Eventually, he did get far enough in the process to challenge me.  Did I practice for it?  Honestly?  No.  I did not.  I figured if my God-given talents were not enough to keep my seat, I did not deserve it. 

After several failed attempts to have the challenge (again due to Adam's truancy), we finally performed.  And guess what?  We tied! 

This meant that not only could I keep my seat, but he had to wait another two weeks before challenging me again. 

By this time, it was nearly the end of the school year.  Seriously, it was about three weeks from commencement and I had a lot going on in my life.  By this point, I was feeling a bit more punchy about the issue, and I decided that I would absolutely be sitting Section Leader at graduation. 

So I went to the director.  I explained my situation.  It was the end of my senior year and things were pretty busy.  I had held the seat all year long, and I felt I had done a good job.  I had held off Adam's last advance, but I really did not need the stress of another attack.  Could he just tell Adam that the challenge was off?
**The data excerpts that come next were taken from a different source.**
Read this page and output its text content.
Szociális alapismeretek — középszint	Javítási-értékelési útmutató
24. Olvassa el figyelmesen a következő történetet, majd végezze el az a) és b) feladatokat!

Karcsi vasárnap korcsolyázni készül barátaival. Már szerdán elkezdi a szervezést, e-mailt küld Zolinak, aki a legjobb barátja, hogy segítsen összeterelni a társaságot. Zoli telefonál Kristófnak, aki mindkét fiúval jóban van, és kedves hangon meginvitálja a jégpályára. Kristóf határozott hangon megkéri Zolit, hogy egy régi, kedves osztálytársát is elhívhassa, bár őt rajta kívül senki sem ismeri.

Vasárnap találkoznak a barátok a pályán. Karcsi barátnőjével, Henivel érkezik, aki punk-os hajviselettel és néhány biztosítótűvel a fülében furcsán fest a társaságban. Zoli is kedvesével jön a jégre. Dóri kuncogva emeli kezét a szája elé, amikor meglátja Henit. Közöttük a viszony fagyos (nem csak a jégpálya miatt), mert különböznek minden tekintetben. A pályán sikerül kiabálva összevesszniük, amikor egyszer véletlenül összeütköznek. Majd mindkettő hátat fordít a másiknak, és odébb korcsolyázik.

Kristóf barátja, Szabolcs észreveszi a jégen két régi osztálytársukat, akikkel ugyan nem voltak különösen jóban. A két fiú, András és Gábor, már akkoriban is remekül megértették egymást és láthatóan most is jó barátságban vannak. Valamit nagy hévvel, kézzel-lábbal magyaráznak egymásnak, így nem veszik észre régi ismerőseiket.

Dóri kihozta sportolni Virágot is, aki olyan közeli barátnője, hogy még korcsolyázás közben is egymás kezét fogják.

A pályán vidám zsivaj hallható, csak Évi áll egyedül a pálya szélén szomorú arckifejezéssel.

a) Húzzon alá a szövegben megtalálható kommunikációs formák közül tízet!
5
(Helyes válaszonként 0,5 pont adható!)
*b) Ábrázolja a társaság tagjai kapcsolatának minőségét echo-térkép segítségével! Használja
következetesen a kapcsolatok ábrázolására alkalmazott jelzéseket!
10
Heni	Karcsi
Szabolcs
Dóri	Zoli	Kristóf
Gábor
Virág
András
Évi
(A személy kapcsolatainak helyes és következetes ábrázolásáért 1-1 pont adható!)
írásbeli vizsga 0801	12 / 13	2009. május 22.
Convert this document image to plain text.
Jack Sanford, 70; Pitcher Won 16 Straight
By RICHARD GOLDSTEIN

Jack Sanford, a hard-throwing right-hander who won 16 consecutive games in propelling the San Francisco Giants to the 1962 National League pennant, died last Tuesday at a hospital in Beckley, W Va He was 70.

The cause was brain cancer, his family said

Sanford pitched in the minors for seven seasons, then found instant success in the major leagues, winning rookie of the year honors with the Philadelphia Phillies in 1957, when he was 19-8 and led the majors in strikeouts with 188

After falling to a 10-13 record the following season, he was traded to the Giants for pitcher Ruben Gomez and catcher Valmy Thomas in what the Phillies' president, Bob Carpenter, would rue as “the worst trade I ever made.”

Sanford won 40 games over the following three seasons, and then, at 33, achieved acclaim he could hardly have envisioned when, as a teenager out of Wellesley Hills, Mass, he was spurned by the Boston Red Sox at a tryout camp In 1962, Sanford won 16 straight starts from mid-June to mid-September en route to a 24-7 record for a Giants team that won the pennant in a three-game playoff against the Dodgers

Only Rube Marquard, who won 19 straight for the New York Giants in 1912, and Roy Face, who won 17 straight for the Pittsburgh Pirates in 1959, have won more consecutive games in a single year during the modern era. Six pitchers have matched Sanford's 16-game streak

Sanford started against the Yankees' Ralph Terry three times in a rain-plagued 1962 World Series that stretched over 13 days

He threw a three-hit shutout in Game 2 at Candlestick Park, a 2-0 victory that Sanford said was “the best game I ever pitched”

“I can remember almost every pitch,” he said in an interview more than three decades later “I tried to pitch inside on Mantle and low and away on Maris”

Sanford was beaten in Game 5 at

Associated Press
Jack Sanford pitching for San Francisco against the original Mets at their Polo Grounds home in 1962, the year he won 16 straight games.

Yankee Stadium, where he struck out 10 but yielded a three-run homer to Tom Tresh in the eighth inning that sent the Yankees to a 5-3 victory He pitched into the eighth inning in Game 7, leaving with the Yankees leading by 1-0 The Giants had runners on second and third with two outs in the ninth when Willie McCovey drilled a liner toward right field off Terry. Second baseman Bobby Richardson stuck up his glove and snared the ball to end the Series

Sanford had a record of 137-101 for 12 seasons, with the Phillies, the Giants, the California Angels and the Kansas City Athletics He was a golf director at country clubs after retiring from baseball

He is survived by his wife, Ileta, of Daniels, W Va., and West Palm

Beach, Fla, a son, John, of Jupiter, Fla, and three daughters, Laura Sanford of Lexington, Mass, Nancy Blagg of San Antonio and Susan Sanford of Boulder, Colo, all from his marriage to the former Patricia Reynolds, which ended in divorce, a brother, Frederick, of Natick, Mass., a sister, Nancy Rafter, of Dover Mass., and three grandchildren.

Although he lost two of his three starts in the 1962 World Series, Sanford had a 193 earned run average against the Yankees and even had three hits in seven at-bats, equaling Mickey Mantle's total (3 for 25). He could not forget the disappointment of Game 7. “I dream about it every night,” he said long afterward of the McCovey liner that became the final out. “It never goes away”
To my surprise, my director agreed.  It is my secret belief that the director was as annoyed with Adam as the rest of us and was happy to have a reason to shut him out of his crazy dream of winning at the last minute.

Oh, believe me, Adam did not take this well.  But the rest of us rejoiced in our victory for the underdogs.

In conclusion, or rather, as a postlude, I have not played my clarinet since graduation.  Adam, on the other hand, went on to play clarinet in the Marine Corps Band.  Good for him, I say.  But I will always know he never defeated me in a challenge and that gives me no end of satisfaction, no matter how ridiculous or petty it makes me sound.